Tuesday, November 20, 2012

Teaching Thanks

2012 will not go down in the books as our best year, but somehow I feel more grateful than ever for everything we have.  It could be the recency of Sandy and how fortunate my family is to have not been impacted at all.  It could be that working from home gives me more time to enjoy everyone and everything we have.  It could be that I saw Megyn Kelly ask Carl Rove about if it was just math he does to make republicans feel better on election night. 

However, while I'm feeling particularly grateful this year, I'm not sure I can say the same thing about the Freen.  When I asked him what he was most grateful for this year he said mashed potatoes.  When pressed he said his little brother, but I'm not sure I believe him.  It brought to mind an article I read on Great Schools the other day which basically says the only way to teach gratefulness is to be it, show it, and say it.

They share Dr. Jeffrey Froh's 9 tips for raising a grateful child which are worth sharing.

Nine tips for a more grateful child

1. Be a gratitude role model: When possible, demonstrate thankful behavior.
2. Make space for thanks: Allow time to remember the good in life.
3. Talk the talk: Express gratitude with words like fortunate and gift.
4. Write it down: Encourage your child to count her blessings by keeping a gratitude journal.
5. Pay a thank-you visit: Have your child write a card to someone who did him a favor, then read it to the person in person.
6. Use visual reminders: Text your child thank-you notes or leave them in her lunch box. Remind her to surprise others with such notes.
7. Practice mindfulness: With your child, focus on one sense — the sight of autumn leaves, for example — and savor the experience together.
8. Highlight the benefits: Explain how gratitude strengthens your child's relationships: “That was sweet of you to thank your friend for the homework help. I'm sure it made your friendship stronger.”
9. Give credit where it's due: When your child reaches a goal — whether it’s winning a spelling bee or joining varsity soccer — point out who helped him succeed.

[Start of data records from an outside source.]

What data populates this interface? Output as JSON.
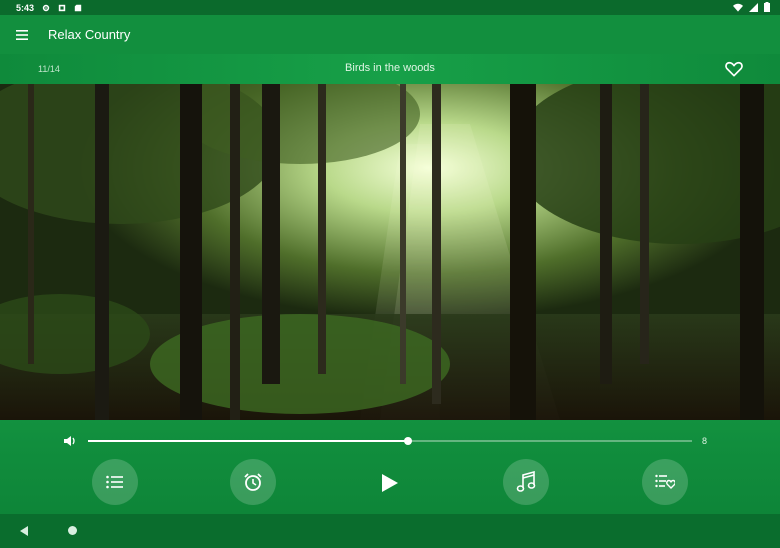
{
  "status": {
    "time": "5:43",
    "left_icons": [
      "gear-icon",
      "notification-icon",
      "sd-card-icon"
    ],
    "right_icons": [
      "wifi-icon",
      "signal-icon",
      "battery-icon"
    ]
  },
  "app": {
    "title": "Relax Country",
    "menu_icon": "hamburger-menu-icon"
  },
  "track": {
    "index": "11/14",
    "title": "Birds in the woods",
    "favorite_icon": "heart-outline-icon"
  },
  "volume": {
    "icon": "speaker-icon",
    "level_fraction": 0.53,
    "value": "8"
  },
  "controls": [
    {
      "name": "playlist-button",
      "icon": "list-icon"
    },
    {
      "name": "timer-button",
      "icon": "alarm-clock-icon"
    },
    {
      "name": "play-button",
      "icon": "play-icon"
    },
    {
      "name": "music-button",
      "icon": "music-note-icon"
    },
    {
      "name": "favorites-list-button",
      "icon": "list-heart-icon"
    }
  ],
  "colors": {
    "primary": "#128f3e",
    "dark": "#0b6a2c",
    "accent": "#ffffff"
  }
}
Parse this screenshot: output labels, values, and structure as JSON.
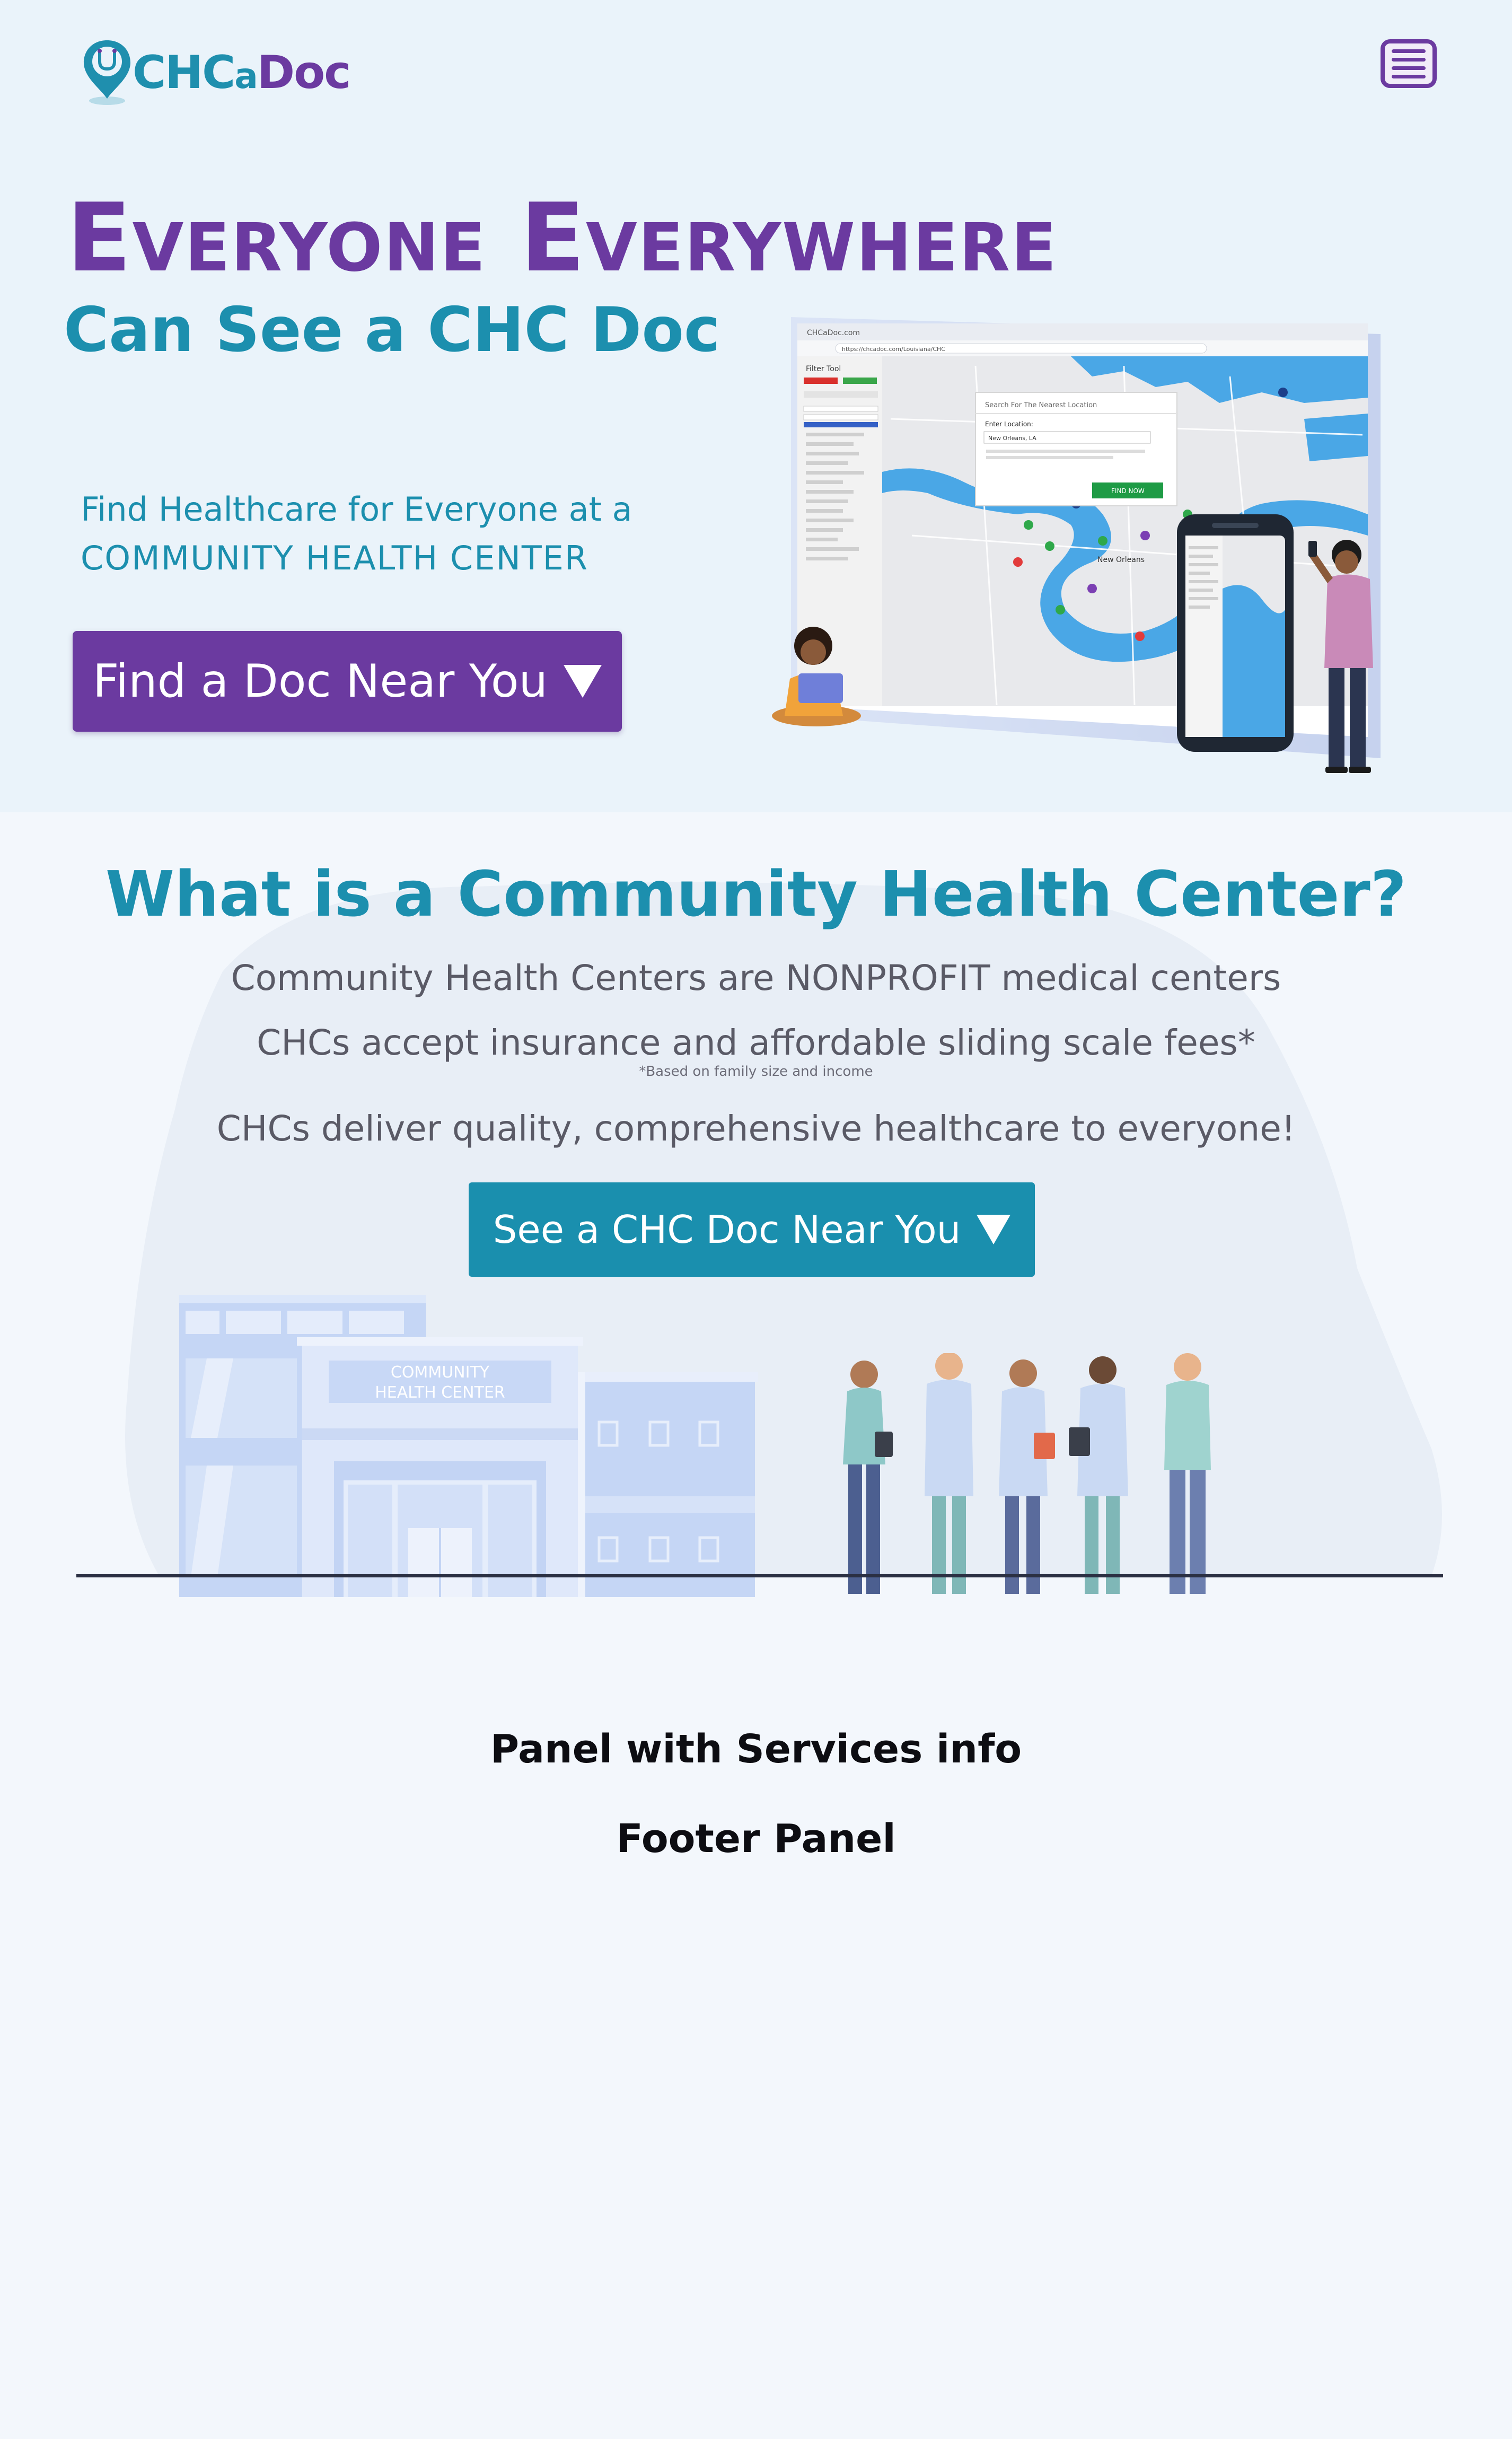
{
  "header": {
    "logo_parts": [
      "CHC",
      "a",
      "Doc"
    ],
    "menu_icon": "hamburger-menu-icon"
  },
  "hero": {
    "title": "Everyone Everywhere",
    "subtitle": "Can See a CHC Doc",
    "tagline_line1": "Find Healthcare for Everyone at a",
    "tagline_line2": "COMMUNITY HEALTH CENTER",
    "cta_label": "Find a Doc Near You"
  },
  "hero_image": {
    "browser_tab": "CHCaDoc.com",
    "address_bar": "https://chcadoc.com/Louisiana/CHC",
    "sidebar_title": "Filter Tool",
    "modal_title": "Search For The Nearest Location",
    "modal_label": "Enter Location:",
    "modal_value": "New Orleans, LA",
    "modal_button": "FIND NOW",
    "city_label": "New Orleans"
  },
  "chc": {
    "heading": "What is a Community Health Center?",
    "line1": "Community Health Centers are NONPROFIT medical centers",
    "line2": "CHCs accept insurance and affordable sliding scale fees*",
    "note": "*Based on family size and income",
    "line3": "CHCs deliver quality, comprehensive healthcare to everyone!",
    "cta_label": "See a CHC Doc Near You",
    "building_sign_line1": "COMMUNITY",
    "building_sign_line2": "HEALTH CENTER"
  },
  "panels": {
    "services": "Panel with Services info",
    "footer": "Footer Panel"
  },
  "colors": {
    "brand_purple": "#6b3aa0",
    "brand_teal": "#1c8fae",
    "hero_bg": "#eaf3fa",
    "page_bg": "#f3f7fc"
  }
}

It seems nagging your child for two months to write thank you notes for his birthday gifts isn't on the list.  So as I get the family ready for Thanksgiving, packing the car, organizing the cooler, and loading the devices with power, videos, and games, I do it with gratitude for of all the people we have to share Thanksgiving with and all the great times we've had already this year.

1 comment:

Moma said...

Ok, let's hear some more from you in 2013!